Anyone driving down I-75 in Ohio has seen the 6-story Jesus statue in front of the Solid Rock Church. And if they missed it, well they’re just blind. It has many nicknames such as Touchdown Jesus because of the way his arms were held aloft to the heavens, signaling a score for God, or my personal favorite, Big Butter Jesus. Because yes, the Lord did look like he was carved out of butter. The Heywood Banks’ song “Big Butter Jesus” became popular on “The Bob and Tom Show,” a morning radio broadcast that I severely miss because it’s not syndicated in DC. It’s alright, I’ve found the Kane Show out here.

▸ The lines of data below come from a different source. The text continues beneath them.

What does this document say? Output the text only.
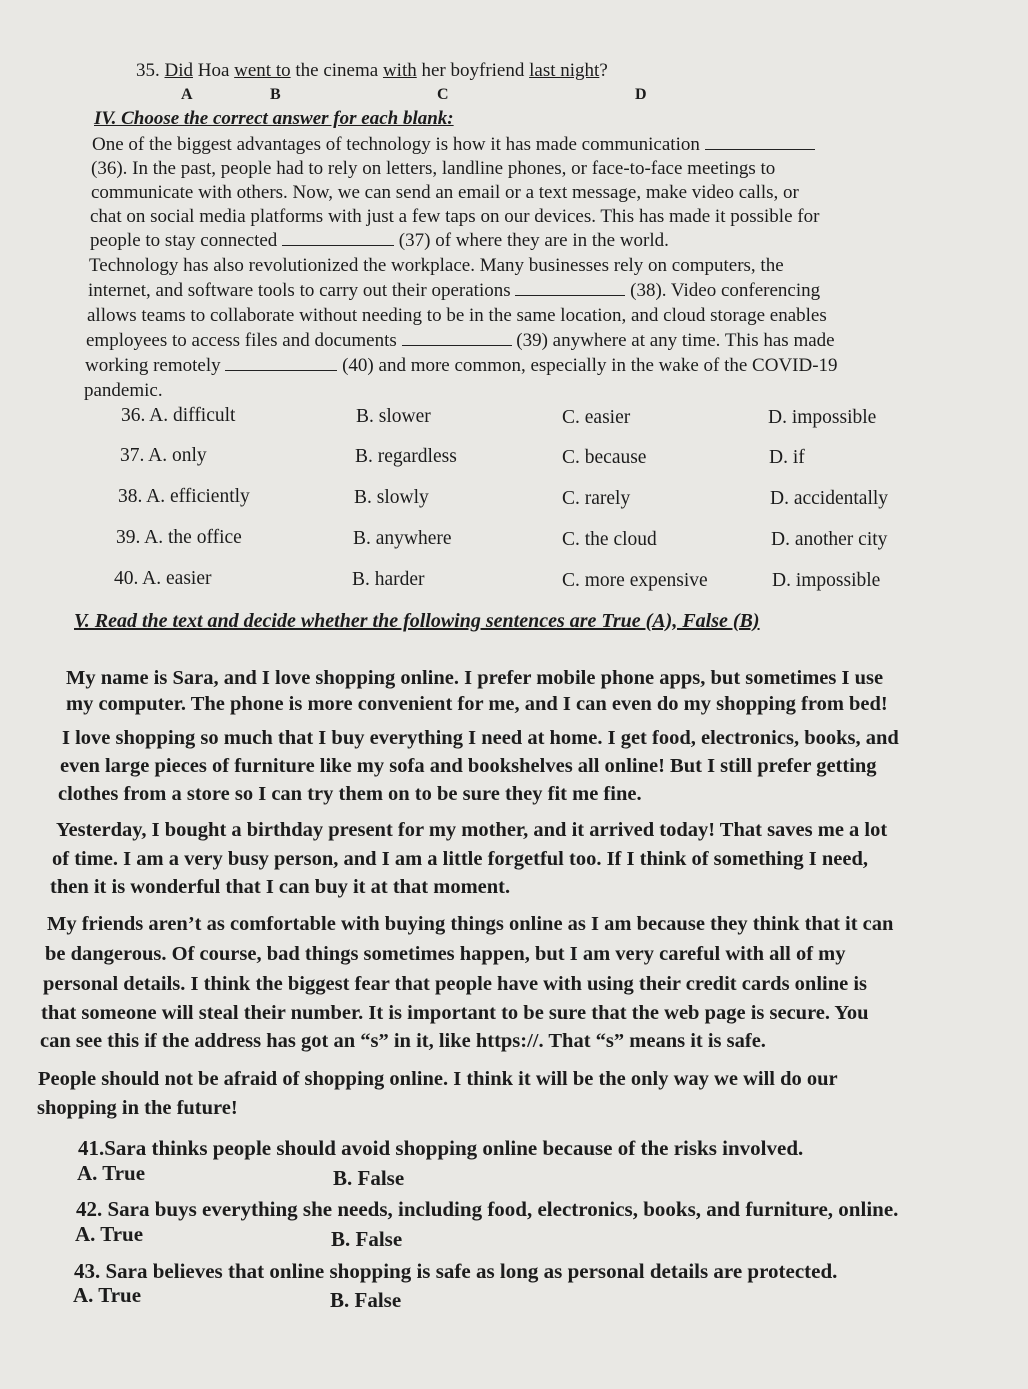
35. Did Hoa went to the cinema with her boyfriend last night?
A	B	C	D
IV. Choose the correct answer for each blank:
One of the biggest advantages of technology is how it has made communication
(36). In the past, people had to rely on letters, landline phones, or face-to-face meetings to
communicate with others. Now, we can send an email or a text message, make video calls, or
chat on social media platforms with just a few taps on our devices. This has made it possible for
people to stay connected	(37) of where they are in the world.
Technology has also revolutionized the workplace. Many businesses rely on computers, the
internet, and software tools to carry out their operations	(38). Video conferencing
allows teams to collaborate without needing to be in the same location, and cloud storage enables
employees to access files and documents	(39) anywhere at any time. This has made
working remotely	(40) and more common, especially in the wake of the COVID-19
pandemic.
36. A. difficult	B. slower	C. easier	D. impossible
37. A. only	B. regardless	C. because	D. if
38. A. efficiently	B. slowly	C. rarely	D. accidentally
39. A. the office	B. anywhere	C. the cloud	D. another city
40. A. easier	B. harder	C. more expensive	D. impossible
V. Read the text and decide whether the following sentences are True (A), False (B)
My name is Sara, and I love shopping online. I prefer mobile phone apps, but sometimes I use
my computer. The phone is more convenient for me, and I can even do my shopping from bed!
I love shopping so much that I buy everything I need at home. I get food, electronics, books, and
even large pieces of furniture like my sofa and bookshelves all online! But I still prefer getting
clothes from a store so I can try them on to be sure they fit me fine.
Yesterday, I bought a birthday present for my mother, and it arrived today! That saves me a lot
of time. I am a very busy person, and I am a little forgetful too. If I think of something I need,
then it is wonderful that I can buy it at that moment.
My friends aren’t as comfortable with buying things online as I am because they think that it can
be dangerous. Of course, bad things sometimes happen, but I am very careful with all of my
personal details. I think the biggest fear that people have with using their credit cards online is
that someone will steal their number. It is important to be sure that the web page is secure. You
can see this if the address has got an “s” in it, like https://. That “s” means it is safe.
People should not be afraid of shopping online. I think it will be the only way we will do our
shopping in the future!
41.Sara thinks people should avoid shopping online because of the risks involved.
A. True	B. False
42. Sara buys everything she needs, including food, electronics, books, and furniture, online.
A. True	B. False
43. Sara believes that online shopping is safe as long as personal details are protected.
A. True	B. False
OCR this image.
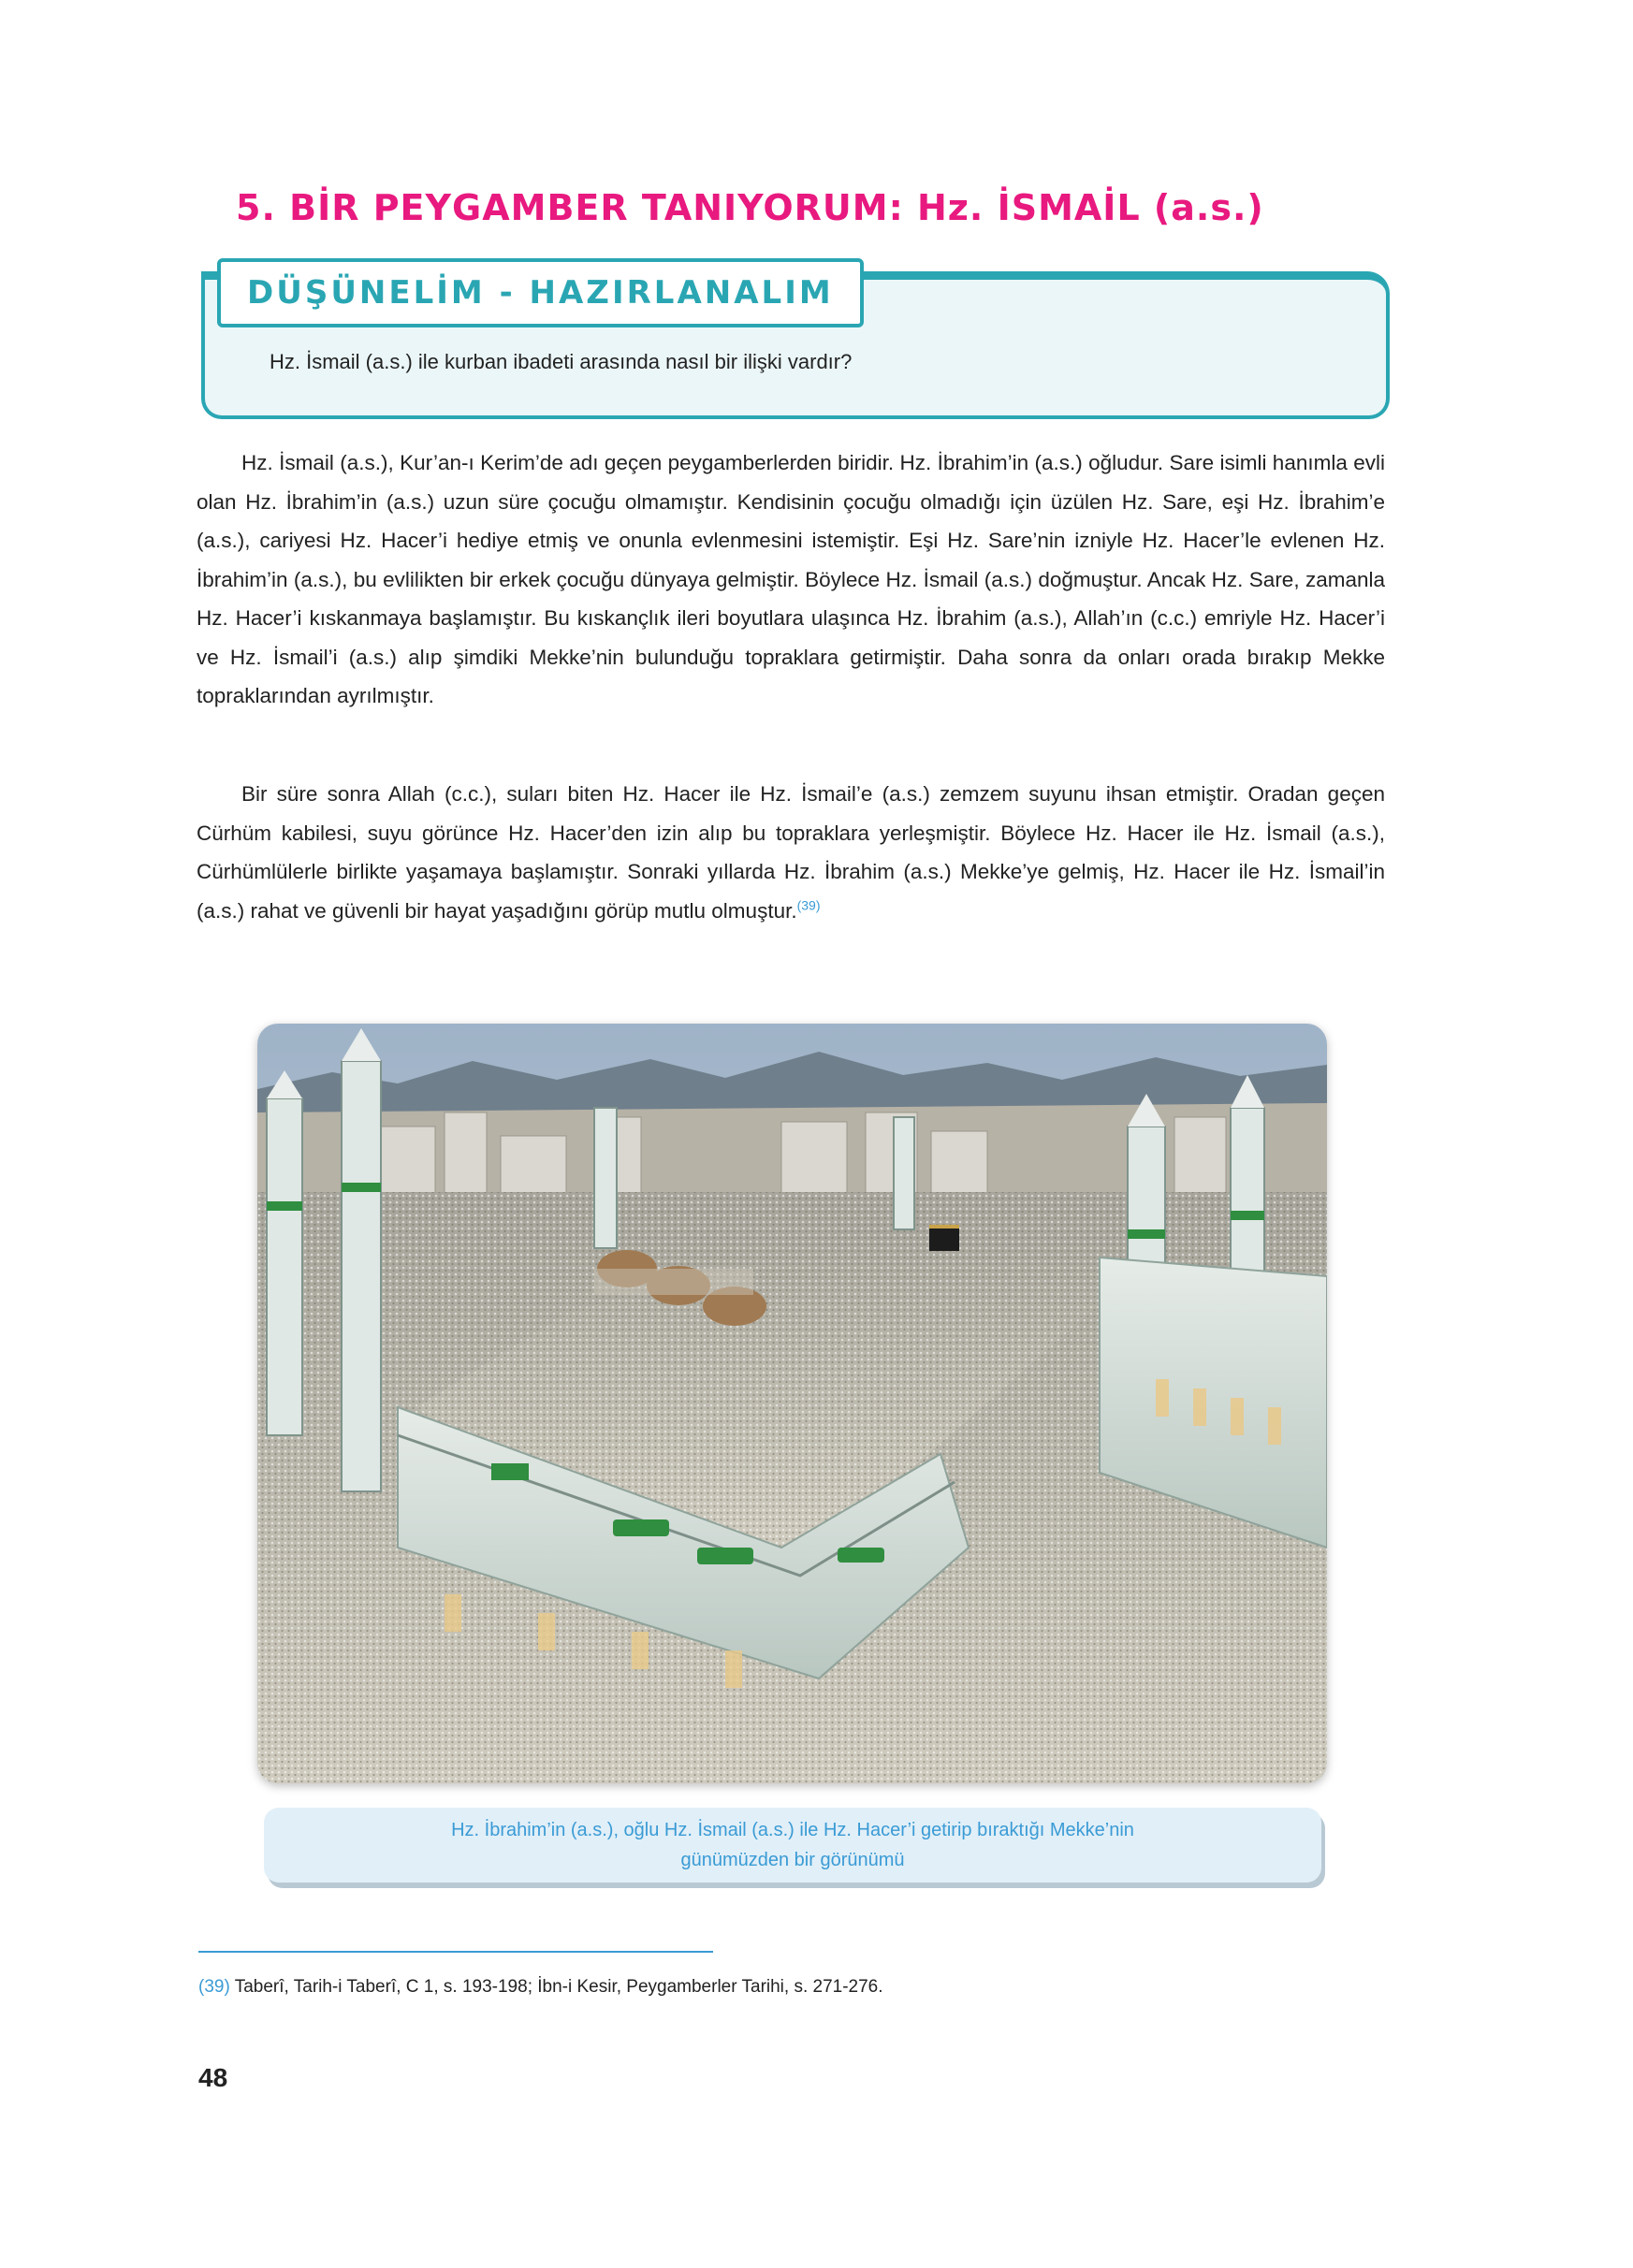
5. BİR PEYGAMBER TANIYORUM: Hz. İSMAİL (a.s.)
DÜŞÜNELİM - HAZIRLANALIM
Hz. İsmail (a.s.) ile kurban ibadeti arasında nasıl bir ilişki vardır?

Hz. İsmail (a.s.), Kur’an-ı Kerim’de adı geçen peygamberlerden biridir. Hz. İbrahim’in (a.s.) oğludur. Sare isimli hanımla evli olan Hz. İbrahim’in (a.s.) uzun süre çocuğu olmamıştır. Kendisinin çocuğu olmadığı için üzülen Hz. Sare, eşi Hz. İbrahim’e (a.s.), cariyesi Hz. Hacer’i hediye etmiş ve onunla evlenmesini istemiştir. Eşi Hz. Sare’nin izniyle Hz. Hacer’le evlenen Hz. İbrahim’in (a.s.), bu evlilikten bir erkek çocuğu dünyaya gelmiştir. Böylece Hz. İsmail (a.s.) doğmuştur. Ancak Hz. Sare, zamanla Hz. Hacer’i kıskanmaya başlamıştır. Bu kıskançlık ileri boyutlara ulaşınca Hz. İbrahim (a.s.), Allah’ın (c.c.) emriyle Hz. Hacer’i ve Hz. İsmail’i (a.s.) alıp şimdiki Mekke’nin bulunduğu topraklara getirmiştir. Daha sonra da onları orada bırakıp Mekke topraklarından ayrılmıştır.

Bir süre sonra Allah (c.c.), suları biten Hz. Hacer ile Hz. İsmail’e (a.s.) zemzem suyunu ihsan etmiştir. Oradan geçen Cürhüm kabilesi, suyu görünce Hz. Hacer’den izin alıp bu topraklara yerleşmiştir. Böylece Hz. Hacer ile Hz. İsmail (a.s.), Cürhümlülerle birlikte yaşamaya başlamıştır. Sonraki yıllarda Hz. İbrahim (a.s.) Mekke’ye gelmiş, Hz. Hacer ile Hz. İsmail’in (a.s.) rahat ve güvenli bir hayat yaşadığını görüp mutlu olmuştur.$^{(39)}$

Hz. İbrahim’in (a.s.), oğlu Hz. İsmail (a.s.) ile Hz. Hacer’i getirip bıraktığı Mekke’nin
günümüzden bir görünümü
(39) Taberî, Tarih-i Taberî, C 1, s. 193-198; İbn-i Kesir, Peygamberler Tarihi, s. 271-276.
48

Well, Big Butter Jesus met his demise late last night when a bolt of lightning (probably from Zeus) struck his right hand and sent him up in flames. The church’s auditorium next door suffered minor smoke and fire damage. For the most part, only Jesus and his cross went up in the holy pyre. I find it amusing that Hustler Hollywood sign for the adult store across the street went unmolested. What I find more amusing though are people’s reactions. One guy said something along the lines of “Of all the things that could have been struck, I just think that that would be protected. … It’s something that’s not supposed to happen, Jesus burning” (Levi Walsh, http://www.daytondailynews.com/news/dayton-news/jesus-statue-fire-damages-estimated-at-700-000jesus-statue-fire-damages-estimated-at-700-000-762245.html). It was a giant statue made of Styrofoam and wood; of COURSE it would burn! Did you remember to bless it? Maybe that’s where things went wrong. Or maybe the firemen ran out of holy water when trying to smother the flames of righteousness.
Oh I’m just having way too much fun with this. The irony just tickles me. People can’t believe this could happen to a church. So nature is supposed to follow your beliefs as well? It’s a high point; it’s going to attract lightning. I think it shows a lack of faith when churches crown their steeples and crosses with lightning rods. Practical, yes, but since when has religion in our time ever been practical? Well, more like, when has religion in our time ever been reasonable? But these are the people who are supposed to be examples of faith. Why do they need lightning rods? Big Butter Jesus, that’s why! God is angry at their misuse of his name, his word, and his image. So he rains down judgment in the form of lightning. AWESOME.
I would just like to conclude with “NO GRAVEN IMAGES.” Jesus, don’t you people pay attention to the one book that you actually read? Unless you’re Catholic, then you’re not encouraged to read it, but have it spoon fed to you during Mass.
As I’ve stated before and it’s clearly obvious in this post, yes, I have a beef with organized religion. Mostly because of the fanatics and nutjobs and cults. You don’t need a church to worship in. You don’t need 6-story statues that looked like they were carved out of butter to worship to or show some sort of status: “My Jesus is bigger and butterier than your Jesus!” Think of all the money wasted to make that statue. I believe that I read somewhere that it was around $250,000. What else could that money have gone to??? Homeless shelters, battered women shelters, after-school programs, soup kitchens, starving children in Africa, starving children in any of the projects of any city in the United States, natural disaster reliefs, the list goes on and on and on. Stop trying to broadcast the fact that you’re a Christian and actually try to be one. Why is this such a hard concept to grasp???
Check out the video of Heywood Banks’ song with the footage of it burning. Pretty amusing:
Oh, one last thought. Maybe God wiped the statue from the face of the Earth because there was already a Touchdown Jesus at Notre Dame. There can only be one TOUCHDOWN JESUS!